2 servings | Dairy Free, Gluten Free, Vegetarian, Paleo
Originally this recipe was made to be two servings but to be completely honest- it’s a single serving in these cold winter months. This hot chocolate a delightful treat to have when you get off the ski hill for a day or come inside after shoveling the snow- again. It’s that time of year! This recipe helps make the cold mornings that much better and is my personal favorite with a spoon of instant coffee in it in the morning.
INGREDIENTS
- 2 ½ cups (20 ounces) unsweetened almond milk (OR unsweetened soy milk, oat milk, any other unsweetened nut milk or unsweetened coconut milk)
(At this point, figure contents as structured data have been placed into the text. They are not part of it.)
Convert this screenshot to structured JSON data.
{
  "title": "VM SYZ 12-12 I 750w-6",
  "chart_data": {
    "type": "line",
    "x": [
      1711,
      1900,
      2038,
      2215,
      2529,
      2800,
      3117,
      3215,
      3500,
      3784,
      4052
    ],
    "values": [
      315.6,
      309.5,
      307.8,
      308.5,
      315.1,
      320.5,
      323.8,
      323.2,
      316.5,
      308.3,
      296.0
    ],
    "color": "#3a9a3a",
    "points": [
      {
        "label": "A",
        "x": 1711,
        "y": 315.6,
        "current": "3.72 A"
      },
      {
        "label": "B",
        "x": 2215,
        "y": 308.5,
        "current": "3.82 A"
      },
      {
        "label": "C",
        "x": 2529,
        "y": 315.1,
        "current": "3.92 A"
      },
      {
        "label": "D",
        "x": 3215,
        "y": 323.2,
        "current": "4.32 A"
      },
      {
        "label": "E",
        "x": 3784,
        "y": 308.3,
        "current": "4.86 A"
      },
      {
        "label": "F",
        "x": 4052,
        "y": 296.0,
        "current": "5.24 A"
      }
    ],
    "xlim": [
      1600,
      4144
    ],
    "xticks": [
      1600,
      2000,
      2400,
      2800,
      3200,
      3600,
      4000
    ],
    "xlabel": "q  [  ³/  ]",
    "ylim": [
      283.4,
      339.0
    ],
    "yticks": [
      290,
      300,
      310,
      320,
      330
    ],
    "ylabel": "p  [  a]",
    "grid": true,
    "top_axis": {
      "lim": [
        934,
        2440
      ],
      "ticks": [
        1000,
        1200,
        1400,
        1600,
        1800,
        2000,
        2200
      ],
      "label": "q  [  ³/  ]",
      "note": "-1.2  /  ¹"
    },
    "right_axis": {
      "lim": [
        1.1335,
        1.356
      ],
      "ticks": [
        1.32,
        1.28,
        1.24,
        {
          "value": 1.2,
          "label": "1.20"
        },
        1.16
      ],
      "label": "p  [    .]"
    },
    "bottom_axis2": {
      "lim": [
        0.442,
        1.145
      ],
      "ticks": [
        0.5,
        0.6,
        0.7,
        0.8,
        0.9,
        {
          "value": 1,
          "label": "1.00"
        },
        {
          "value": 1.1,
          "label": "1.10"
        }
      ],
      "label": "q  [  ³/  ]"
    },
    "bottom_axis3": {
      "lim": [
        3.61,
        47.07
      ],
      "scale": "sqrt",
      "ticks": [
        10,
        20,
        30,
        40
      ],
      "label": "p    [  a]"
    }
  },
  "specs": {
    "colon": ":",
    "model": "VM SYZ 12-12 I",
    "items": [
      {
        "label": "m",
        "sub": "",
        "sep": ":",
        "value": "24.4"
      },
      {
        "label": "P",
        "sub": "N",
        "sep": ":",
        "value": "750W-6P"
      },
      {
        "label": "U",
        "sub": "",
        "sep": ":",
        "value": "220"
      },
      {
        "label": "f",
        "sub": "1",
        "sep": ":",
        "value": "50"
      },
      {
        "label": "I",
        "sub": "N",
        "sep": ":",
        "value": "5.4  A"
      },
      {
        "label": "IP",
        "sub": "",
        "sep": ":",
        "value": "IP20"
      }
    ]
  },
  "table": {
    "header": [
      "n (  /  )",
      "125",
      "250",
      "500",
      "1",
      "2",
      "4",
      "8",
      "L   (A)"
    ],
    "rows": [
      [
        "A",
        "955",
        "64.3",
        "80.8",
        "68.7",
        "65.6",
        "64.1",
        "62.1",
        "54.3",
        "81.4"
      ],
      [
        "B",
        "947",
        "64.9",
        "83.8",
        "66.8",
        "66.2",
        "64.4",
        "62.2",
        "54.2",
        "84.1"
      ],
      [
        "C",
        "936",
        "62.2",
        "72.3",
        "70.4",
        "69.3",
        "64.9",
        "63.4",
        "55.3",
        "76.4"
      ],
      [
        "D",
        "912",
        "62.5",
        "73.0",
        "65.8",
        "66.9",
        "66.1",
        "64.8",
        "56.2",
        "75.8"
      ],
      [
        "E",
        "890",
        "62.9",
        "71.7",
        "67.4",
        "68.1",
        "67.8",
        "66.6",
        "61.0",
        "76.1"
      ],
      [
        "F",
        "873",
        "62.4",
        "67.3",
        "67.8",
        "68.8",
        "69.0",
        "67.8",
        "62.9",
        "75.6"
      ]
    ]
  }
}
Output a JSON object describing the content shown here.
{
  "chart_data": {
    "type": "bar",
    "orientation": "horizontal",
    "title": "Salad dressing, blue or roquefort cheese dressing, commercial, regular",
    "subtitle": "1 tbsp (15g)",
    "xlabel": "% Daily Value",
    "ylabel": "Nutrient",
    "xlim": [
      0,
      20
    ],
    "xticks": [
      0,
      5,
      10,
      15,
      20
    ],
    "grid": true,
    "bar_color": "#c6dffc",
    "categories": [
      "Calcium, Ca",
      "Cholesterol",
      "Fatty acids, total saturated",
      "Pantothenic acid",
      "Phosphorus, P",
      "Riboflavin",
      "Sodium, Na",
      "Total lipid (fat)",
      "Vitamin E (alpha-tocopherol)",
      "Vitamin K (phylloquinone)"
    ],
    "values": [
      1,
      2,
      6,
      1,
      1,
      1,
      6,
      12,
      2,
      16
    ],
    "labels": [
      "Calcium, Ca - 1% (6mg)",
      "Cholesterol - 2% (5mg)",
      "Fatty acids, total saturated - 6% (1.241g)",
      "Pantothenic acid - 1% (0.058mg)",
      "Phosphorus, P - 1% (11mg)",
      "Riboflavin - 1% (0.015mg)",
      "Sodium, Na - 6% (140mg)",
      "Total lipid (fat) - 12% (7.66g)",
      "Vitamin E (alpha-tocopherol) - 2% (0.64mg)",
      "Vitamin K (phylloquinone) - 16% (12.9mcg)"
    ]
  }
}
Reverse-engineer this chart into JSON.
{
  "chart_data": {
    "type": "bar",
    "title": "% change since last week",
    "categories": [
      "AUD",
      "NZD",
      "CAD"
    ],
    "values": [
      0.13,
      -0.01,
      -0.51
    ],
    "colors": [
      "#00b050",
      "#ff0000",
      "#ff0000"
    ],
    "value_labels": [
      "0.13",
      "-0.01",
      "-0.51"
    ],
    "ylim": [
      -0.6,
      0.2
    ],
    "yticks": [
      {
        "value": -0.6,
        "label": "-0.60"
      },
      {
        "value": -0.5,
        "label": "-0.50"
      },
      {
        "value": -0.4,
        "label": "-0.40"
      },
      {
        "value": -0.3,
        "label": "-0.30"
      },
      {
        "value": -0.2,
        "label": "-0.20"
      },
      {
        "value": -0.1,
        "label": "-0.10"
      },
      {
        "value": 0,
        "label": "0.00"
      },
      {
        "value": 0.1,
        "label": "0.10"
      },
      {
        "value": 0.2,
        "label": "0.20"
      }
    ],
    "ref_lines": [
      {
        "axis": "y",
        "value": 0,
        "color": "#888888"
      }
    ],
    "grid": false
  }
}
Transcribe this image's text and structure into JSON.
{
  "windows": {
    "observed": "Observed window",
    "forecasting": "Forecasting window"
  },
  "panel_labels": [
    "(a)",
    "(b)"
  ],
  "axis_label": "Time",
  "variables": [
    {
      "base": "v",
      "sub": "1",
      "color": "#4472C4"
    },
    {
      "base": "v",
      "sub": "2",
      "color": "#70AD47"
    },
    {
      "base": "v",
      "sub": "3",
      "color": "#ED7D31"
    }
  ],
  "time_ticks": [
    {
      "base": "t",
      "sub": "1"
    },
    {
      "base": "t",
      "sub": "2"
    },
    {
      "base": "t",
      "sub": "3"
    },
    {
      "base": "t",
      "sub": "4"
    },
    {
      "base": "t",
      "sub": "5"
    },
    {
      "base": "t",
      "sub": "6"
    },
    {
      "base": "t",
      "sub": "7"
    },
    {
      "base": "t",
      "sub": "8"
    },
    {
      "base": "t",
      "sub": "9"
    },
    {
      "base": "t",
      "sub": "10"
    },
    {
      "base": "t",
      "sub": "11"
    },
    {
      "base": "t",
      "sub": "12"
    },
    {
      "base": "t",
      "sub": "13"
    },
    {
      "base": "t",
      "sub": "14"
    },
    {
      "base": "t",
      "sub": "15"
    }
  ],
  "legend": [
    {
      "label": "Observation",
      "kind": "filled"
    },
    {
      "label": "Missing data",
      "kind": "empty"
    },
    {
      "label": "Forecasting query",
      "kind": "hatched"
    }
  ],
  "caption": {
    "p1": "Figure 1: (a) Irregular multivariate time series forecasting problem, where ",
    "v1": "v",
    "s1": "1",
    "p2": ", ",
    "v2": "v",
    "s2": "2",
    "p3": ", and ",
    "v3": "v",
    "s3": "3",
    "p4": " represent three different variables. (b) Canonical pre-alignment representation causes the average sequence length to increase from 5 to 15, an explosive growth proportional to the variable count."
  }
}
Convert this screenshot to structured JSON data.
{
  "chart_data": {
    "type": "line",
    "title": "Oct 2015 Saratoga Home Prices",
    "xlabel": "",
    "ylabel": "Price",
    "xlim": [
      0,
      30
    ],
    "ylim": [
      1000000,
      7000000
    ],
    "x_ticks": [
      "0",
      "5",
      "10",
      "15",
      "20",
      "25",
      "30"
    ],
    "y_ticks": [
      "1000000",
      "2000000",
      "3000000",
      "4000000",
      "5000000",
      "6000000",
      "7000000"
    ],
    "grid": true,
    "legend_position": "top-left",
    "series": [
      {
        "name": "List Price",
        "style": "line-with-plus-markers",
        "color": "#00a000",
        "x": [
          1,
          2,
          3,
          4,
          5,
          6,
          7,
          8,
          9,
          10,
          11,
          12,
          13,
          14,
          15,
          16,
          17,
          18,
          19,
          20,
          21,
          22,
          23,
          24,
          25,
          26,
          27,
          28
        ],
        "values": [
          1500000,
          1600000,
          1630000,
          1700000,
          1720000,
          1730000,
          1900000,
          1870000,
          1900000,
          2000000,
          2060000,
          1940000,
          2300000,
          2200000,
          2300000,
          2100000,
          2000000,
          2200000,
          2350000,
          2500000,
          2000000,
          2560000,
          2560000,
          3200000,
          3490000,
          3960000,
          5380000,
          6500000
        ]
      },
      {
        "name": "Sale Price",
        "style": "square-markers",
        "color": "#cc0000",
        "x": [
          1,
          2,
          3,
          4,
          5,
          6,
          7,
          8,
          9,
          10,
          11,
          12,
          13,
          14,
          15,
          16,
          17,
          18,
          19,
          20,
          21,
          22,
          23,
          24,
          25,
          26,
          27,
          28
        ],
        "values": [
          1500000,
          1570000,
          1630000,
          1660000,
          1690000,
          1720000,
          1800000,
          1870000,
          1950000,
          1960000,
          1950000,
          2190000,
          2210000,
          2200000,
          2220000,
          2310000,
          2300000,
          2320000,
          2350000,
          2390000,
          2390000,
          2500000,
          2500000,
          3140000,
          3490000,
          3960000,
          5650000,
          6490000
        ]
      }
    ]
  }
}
- 2 ½ tablespoons organic unsweetened cocoa powder (OR raw cacao powder)
- 1 tablespoon Bloom Montana THC or CBD honey
- ¼ teaspoon pure vanilla extract
- 1 teaspoon instant coffee or espresso powder- (not ground coffee, and this is optional)
INSTRUCTIONS
- Warm the almond milk on the stove over medium heat until hot but not boiling. Simmer about 5 minutes. Add the rest of the ingredients and whisk to combine (1-2 minutes).
- Heat another 1-2 minutes and serve immediately.
- Optional: add a small dash of cinnamon on top and serve.